Perhaps nothing is more upsetting to parents or frustrating for neurologists and dietitians than a child who is doing spectacularly well on the ketogenic diet, and then begins to lose seizure control. There may be a simple answer, such as a carbohydrate “indiscretion”, febrile illness, or skipped dose of anticonvulsant medication. However, many times there are no clues as to why a particular child is having increased seizures.
In order to improve seizure control, many neurologists and dietitians will then attempt to "fine-tune" the ketogenic diet. With a therapy as complex as the ketogenic diet, there are so many potential changes that can be made that it seems logical to try. Certainly, most parents are strongly in favor of making a change in the diet versus adding or increasing the dose of anticonvulsants. Being as the ketogenic diet may have been the most successful therapy for these children, there is a natural tendency to try and adjust it first, compared to medications.
What are these dietary changes? The most common adjustment is calories. One common myth regarding the ketogenic diet is that significant weight gain can lead to loss of seizure control. In 2007, Dr. Hamdy reported in Journal of Child Neurology that changing the diet to achieve an ideal body mass index (BMI) did not lead to better seizure control. Another adjustment is to the ketogenic ratio (fat: carbohydrates and protein combined). Usually neurologists will increase the ratio (e.g. from 3:1 to 4:1) to achieve higher ketosis and seizure control. Does it help? In a study by Dr. Seo and colleagues published in Epilepsia also in 2007, investigators increased the ratio from 3:1 to 4:1 in children who were not seizure-free after 3 months. 9 (75%) of 12 had further improvement in seizures, however, none became seizure-free with the change. Of course, for an individual child these changes may be very important: always consult with your neurologist and dietitian if you are considering these changes and do not consider this research to imply there is no possibility of a seizure-free outcome by a ratio or calorie change. Lastly, I have had some anecdotally good experience at times in my patients lowering the ketogenic ratio, switching to the modified Atkins diet, fasting for 12-24 hours and then restarting the diet, and eliminating all higher glycemic carbohydrates.

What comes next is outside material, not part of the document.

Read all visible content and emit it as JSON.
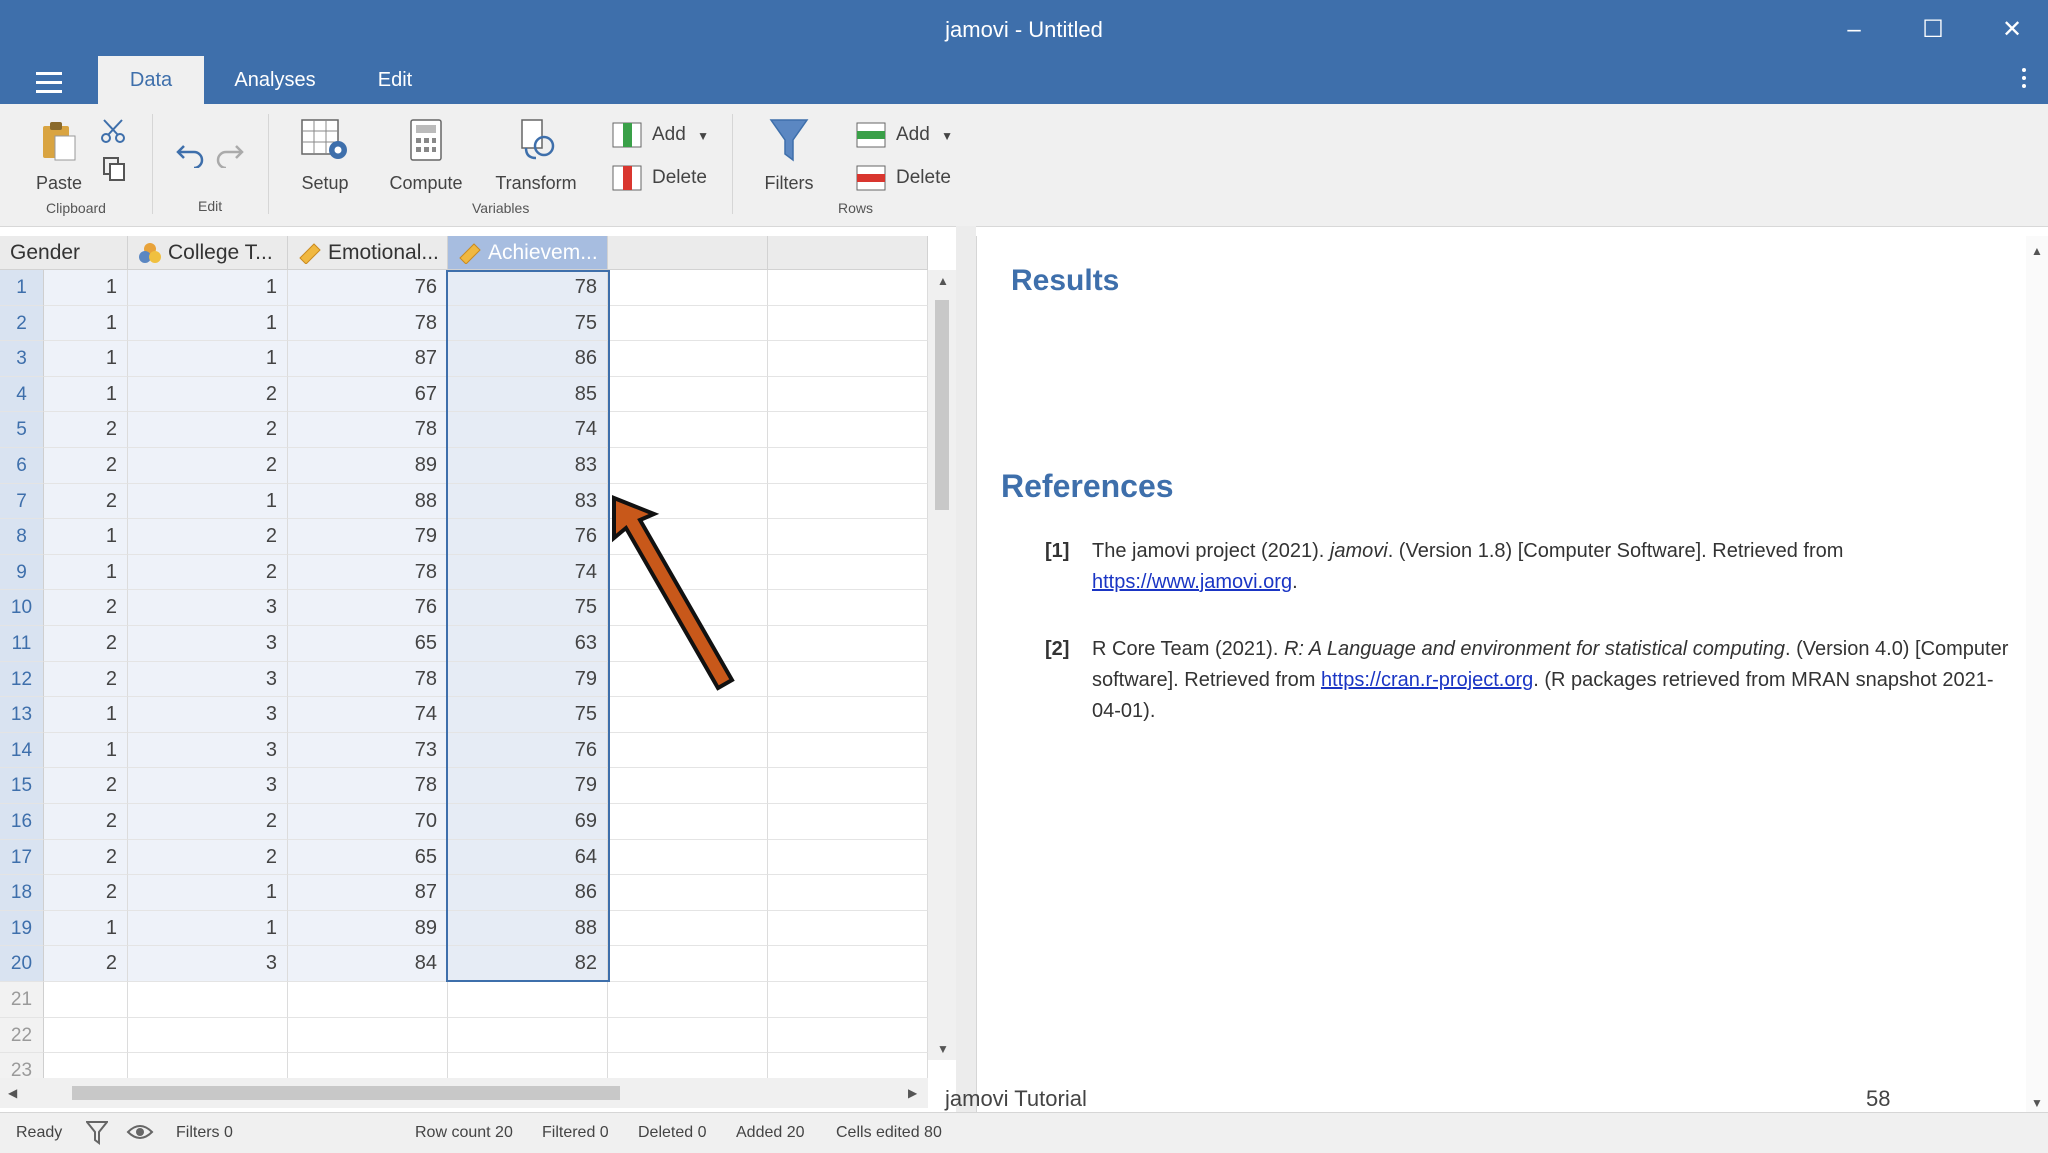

What else can be done? My personal suspicion is that the better choice is to add a supplement (or anticonvulsant) to the ketogenic diet in order to achieve better efficacy, rather than trying to change the diet itself. Previously described supplements include medium chain triglyceride (MCT) oil and carnitine, although there is no published evidence for their use in this manner. As there is suggestion that zonisamide may be helpful when used in combination with the ketogenic diet, as well as vagus nerve stimulation (VNS), these therapies could also be added. In an article just published last month in the Journal of Child Neurology, Dr. Evangeliou and his colleagues from Greece have another interesting suggestion. They reported results from providing a powder of up to 20 grams of branched-chain amino acids to 17 children receiving a 4:1 ketogenic diet who were not seizure-free. These branched-chain amino acids (leucine, isoleucine, and valine) were in sufficient quantities to lower the ratio to 2.5:1 (which might theoretically reduce ketosis and seizure control). The opposite happened: 3 became seizure-free and an additional 5 had a 50-90% reduction in seizures without loss of ketosis. Unfortunately, no child with a less than 50% reduction in seizures improved with this supplement, only those who had some level of prior seizure control. Although obviously a small study, it raises a provocative question as to whether these amino acids may have independent effects on seizure control outside of the diet or is it a combination effect.
In conclusion, researchers are actively looking for ways in which we can help those children who initially respond to the ketogenic diet, but then later lose seizure control. Fine tuning the diet has gone from personal experience to scientific evidence. No family wants to give up on the ketogenic diet after making the time investment in starting it, but this is especially true for the family in whom seizure control was previously present and wonderful. This research confirms my belief that improvement may come more frequently in a pill or additional food substance, rather than by changing the foods the child is already eating.
- Evangeliou A, Spilioti M, Doulioglou V, et al. Branched Chain Amino Acids as Adjunctive Therapy to Ketogenic Diet in Epilepsy: Pilot Study and Hypothesis. J Child Neurol 2009 Aug 17 (Epub Online Early).
- Hamdy RF, Turner Z, Pyzik PL, et al. Lack of influence of body mass index on the efficacy of the ketogenic diet. J Child Neurol 2007;22:1167-1171.
- Seo JH, Lee YM, Lee JS, et al. Efficacy and tolerability of the ketogenic diet according to lipid:nonlipid ratios--comparison of 3:1 with 4:1 diet. Epilepsia. 2007;48:801-805.